Okay, so I'm thinking that I didn't read the recipe properly yesterday. Or else I did something wrong, like overcooking the ginger. The ginger and syrup was one big lump of stuff, so it would have taken a month of Sundays to "drain the ginger". So I reheated the saucepan a bit, and added a little bit of water to thin the syrup.
Once the syrup was thin enough to actually remove the ginger and lemon, I followed the directions and set out the bits of ginger and lemon on a rack. The bits of ginger were actually more like clumps of ginger... I tasted a piece and it was deliciously hot!
Yesterday I said I didn't think I had 5 cups of anything, although the recipe said it makes 5 cups. I poured the syrup into a measuring cup and I got almost exactly two cups.

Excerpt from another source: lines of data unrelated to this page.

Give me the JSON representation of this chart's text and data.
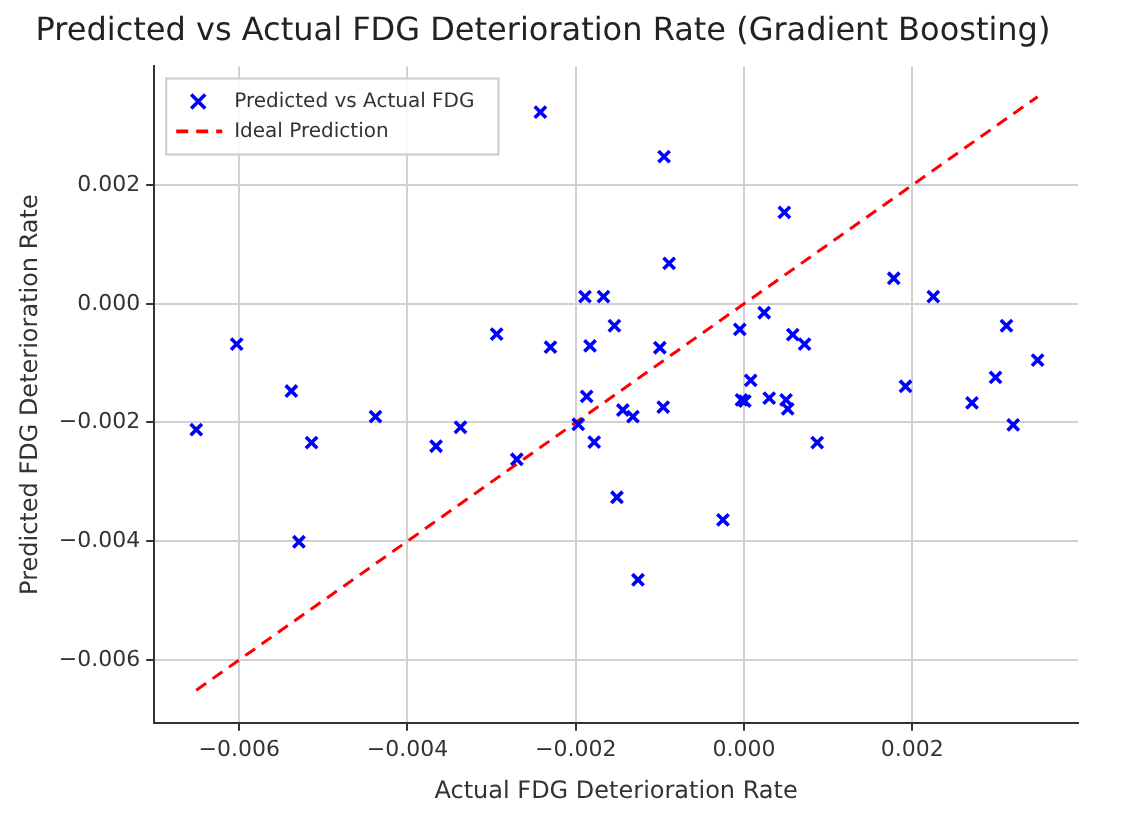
{
  "chart_data": {
    "type": "scatter",
    "title": "Predicted vs Actual FDG Deterioration Rate (Gradient Boosting)",
    "xlabel": "Actual FDG Deterioration Rate",
    "ylabel": "Predicted FDG Deterioration Rate",
    "xlim": [
      -0.00701,
      0.00397
    ],
    "ylim": [
      -0.00706,
      0.004
    ],
    "xticks": [
      {
        "value": -0.006,
        "label": "−0.006"
      },
      {
        "value": -0.004,
        "label": "−0.004"
      },
      {
        "value": -0.002,
        "label": "−0.002"
      },
      {
        "value": 0,
        "label": "0.000"
      },
      {
        "value": 0.002,
        "label": "0.002"
      }
    ],
    "yticks": [
      {
        "value": -0.006,
        "label": "−0.006"
      },
      {
        "value": -0.004,
        "label": "−0.004"
      },
      {
        "value": -0.002,
        "label": "−0.002"
      },
      {
        "value": 0,
        "label": "0.000"
      },
      {
        "value": 0.002,
        "label": "0.002"
      }
    ],
    "grid": true,
    "legend": "top left",
    "series": [
      {
        "name": "Predicted vs Actual FDG",
        "color": "#0000ff",
        "marker": "cross",
        "x": [
          -0.00651,
          -0.00603,
          -0.00538,
          -0.00529,
          -0.00514,
          -0.00438,
          -0.00366,
          -0.00337,
          -0.00294,
          -0.0027,
          -0.00242,
          -0.0023,
          -0.00197,
          -0.00189,
          -0.00183,
          -0.00187,
          -0.00178,
          -0.00167,
          -0.00154,
          -0.00151,
          -0.00144,
          -0.00132,
          -0.00126,
          -0.001,
          -0.00096,
          -0.00095,
          -0.00089,
          -0.00025,
          -5e-05,
          -3e-05,
          1e-05,
          8e-05,
          0.00024,
          0.0003,
          0.00048,
          0.0005,
          0.00052,
          0.00058,
          0.00072,
          0.00087,
          0.00178,
          0.00192,
          0.00225,
          0.00271,
          0.00299,
          0.00312,
          0.0032,
          0.00349
        ],
        "values": [
          -0.00212,
          -0.00068,
          -0.00147,
          -0.00401,
          -0.00234,
          -0.0019,
          -0.0024,
          -0.00208,
          -0.00051,
          -0.00262,
          0.00323,
          -0.00073,
          -0.00203,
          0.00012,
          -0.00071,
          -0.00156,
          -0.00233,
          0.00012,
          -0.00037,
          -0.00326,
          -0.00179,
          -0.0019,
          -0.00465,
          -0.00074,
          -0.00174,
          0.00248,
          0.00068,
          -0.00364,
          -0.00043,
          -0.00162,
          -0.00164,
          -0.00129,
          -0.00015,
          -0.00159,
          0.00154,
          -0.00162,
          -0.00177,
          -0.00052,
          -0.00068,
          -0.00234,
          0.00043,
          -0.00139,
          0.00012,
          -0.00167,
          -0.00124,
          -0.00037,
          -0.00204,
          -0.00095
        ]
      },
      {
        "name": "Ideal Prediction",
        "type": "line",
        "color": "#ff0000",
        "line_style": "dashed",
        "marker": "none",
        "x": [
          -0.00651,
          0.00349
        ],
        "values": [
          -0.00651,
          0.00349
        ]
      }
    ]
  }
}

It is very sweet and quite gingery. I took this photo after the syrup had cooled to room temperature, so you can can see how thick it is.. :)
Canton Candied Ginger
- Drain the ginger from day 4 cooking.
- Reserve the syrup for sauces or gingerbread.
- Put the ginger on a rack over a tray.
- Leave uncovered overnight.
- The next day, (day 5), roll the ginger in granulated sugar.
- Store in tightly covered glass jars.
Rereading this section, it now seems that I should have drained the ginger at the end of day 4. Oh well, will have to see how it turns out.